Aldığı direktifle harekete geçen adam, dakikalar önce girdiğimiz yöne doğru koşar adımlarla uzaklaştı. Birden telaş rüzgarı vuku bulmuştu. Henüz ben durduramadan, aynı anda Oğuz da yukarıya uzanan basamakları tırmanmaya başlamıştı. Öylesine hızlı ve atikti ki arkasından yetişebilmek için koşmam gerekmişti. 


"Oğuz hayır, bekle," Köşeyi döndüğüm esnada merdivenin tepesinde duraksadığını gördüm. Sırtı bana dönüktü; sesimi duyamayacak kadar bir yere kilitlenmişti. Son iki basamağı tek seferde zıplayıp arkasından yetiştiğimde, niçin durduğunu da anlamış oldum. 

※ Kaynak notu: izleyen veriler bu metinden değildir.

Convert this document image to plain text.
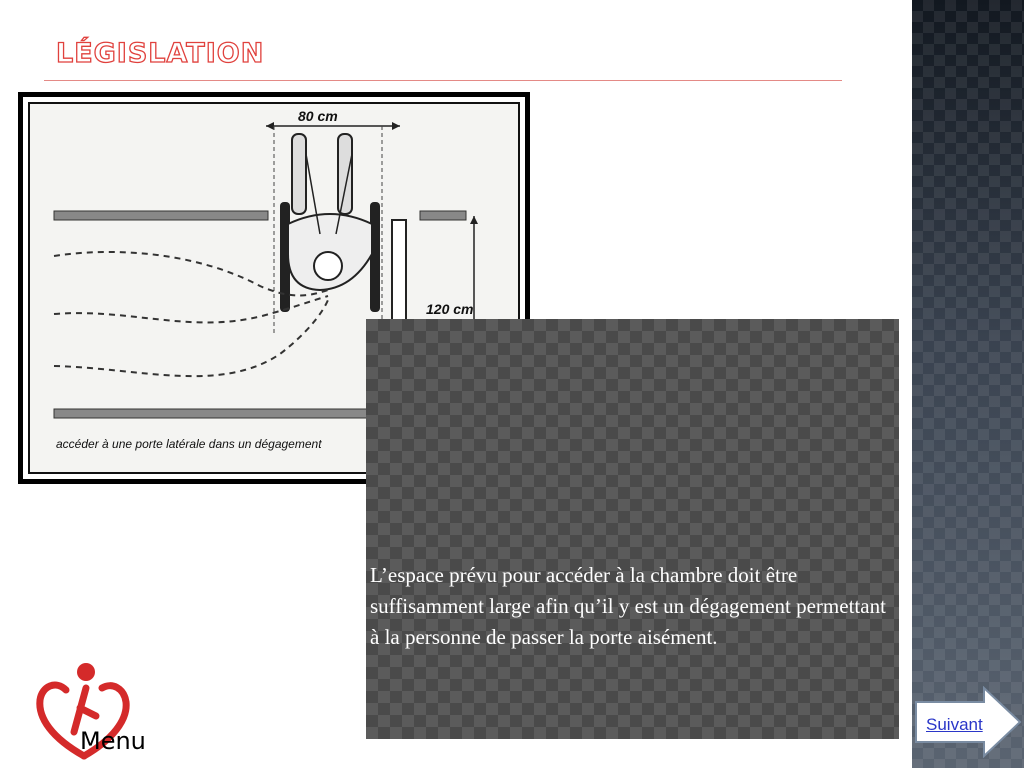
LÉGISLATION
80 cm
120 cm
accéder à une porte latérale dans un dégagement

L’espace prévu pour accéder à la chambre doit être suffisamment large afin qu’il y est un dégagement permettant à la personne de passer la porte aisément.

Menu

Suivant
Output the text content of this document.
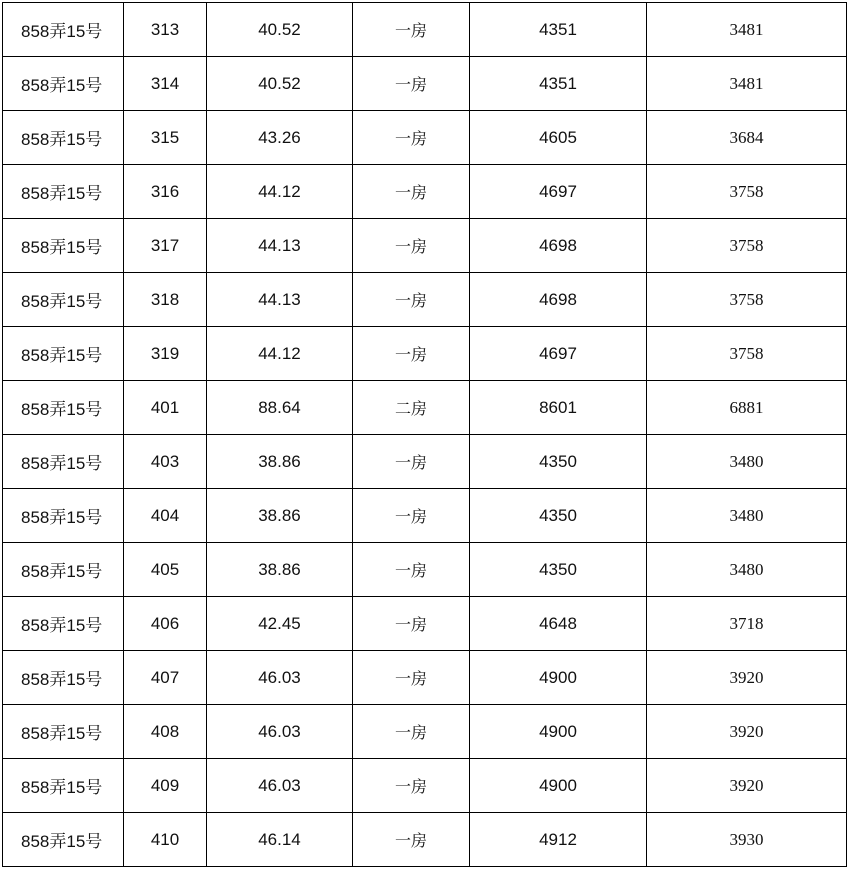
858弄15号	313	40.52	一房	4351	3481
858弄15号	314	40.52	一房	4351	3481
858弄15号	315	43.26	一房	4605	3684
858弄15号	316	44.12	一房	4697	3758
858弄15号	317	44.13	一房	4698	3758
858弄15号	318	44.13	一房	4698	3758
858弄15号	319	44.12	一房	4697	3758
858弄15号	401	88.64	二房	8601	6881
858弄15号	403	38.86	一房	4350	3480
858弄15号	404	38.86	一房	4350	3480
858弄15号	405	38.86	一房	4350	3480
858弄15号	406	42.45	一房	4648	3718
858弄15号	407	46.03	一房	4900	3920
858弄15号	408	46.03	一房	4900	3920
858弄15号	409	46.03	一房	4900	3920
858弄15号	410	46.14	一房	4912	3930
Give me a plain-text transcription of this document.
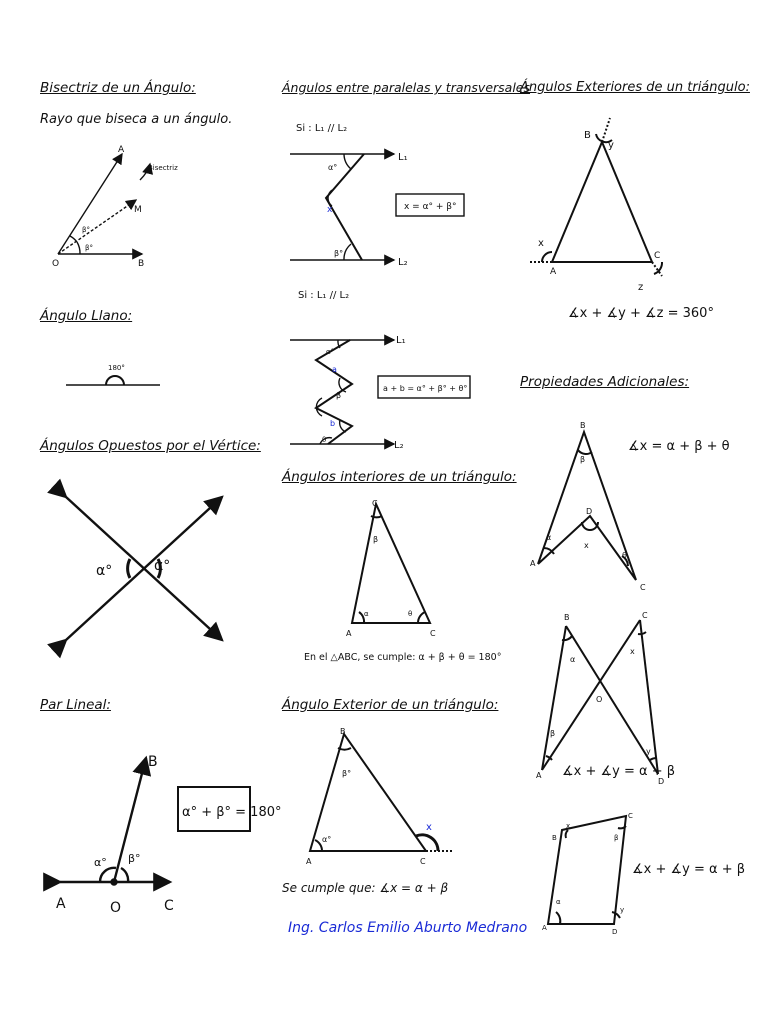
Bisectriz de un Ángulo:
Rayo que biseca a un ángulo.
Ángulo Llano:
Ángulos Opuestos por el Vértice:
Par Lineal:
Ángulos entre paralelas y transversales
Ángulos interiores de un triángulo:
Ángulo Exterior de un triángulo:
En el △ABC, se cumple: α + β + θ = 180°
Se cumple que: ∡x = α + β
Ángulos Exteriores de un triángulo:
∡x + ∡y + ∡z = 360°
Propiedades Adicionales:
∡x = α + β + θ
∡x + ∡y = α + β
∡x + ∡y = α + β
Ing. Carlos Emilio Aburto Medrano
A
M
O	B
Bisectriz
β°
β°
180°
α°	α°
B
A	O	C
α° β°
α° + β° = 180°
Si : L₁ // L₂
L₁
L₂
α°
x
β°
x = α° + β°
Si : L₁ // L₂
L₁
L₂
α°
a
β
b
θ
a + b = α° + β° + θ°
C
β
A	C
α	θ
B
β°
α°
A	C
x
B
y
x
A
C
z
B
β
D
x
α
θ
A
C
B	C
α
x
O
β
y
A
D
C
B
x
β
α
y
A	D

Elinde tuttuğu kırmızı elmayla, aralık kapının eşiğinde küçük bir kız dikiliyordu. Henüz tam çiğneyemediği lokmayı zar zor yutkununca bir anlığına kaşları çatılmıştı; boğazının yandığı belliydi. Ama kaşlarını çatmaktan öte bir tepki veremedi. Şaşkın bakışları, siyahlara bürünmüş iki maskeli adama kenetlenmişti.


İri gözleri masmaviydi; bedeni, yeterince iyi beslenemeyen biri gibi çelimsizdi. Küvetteki kızdan da küçük duruyordu.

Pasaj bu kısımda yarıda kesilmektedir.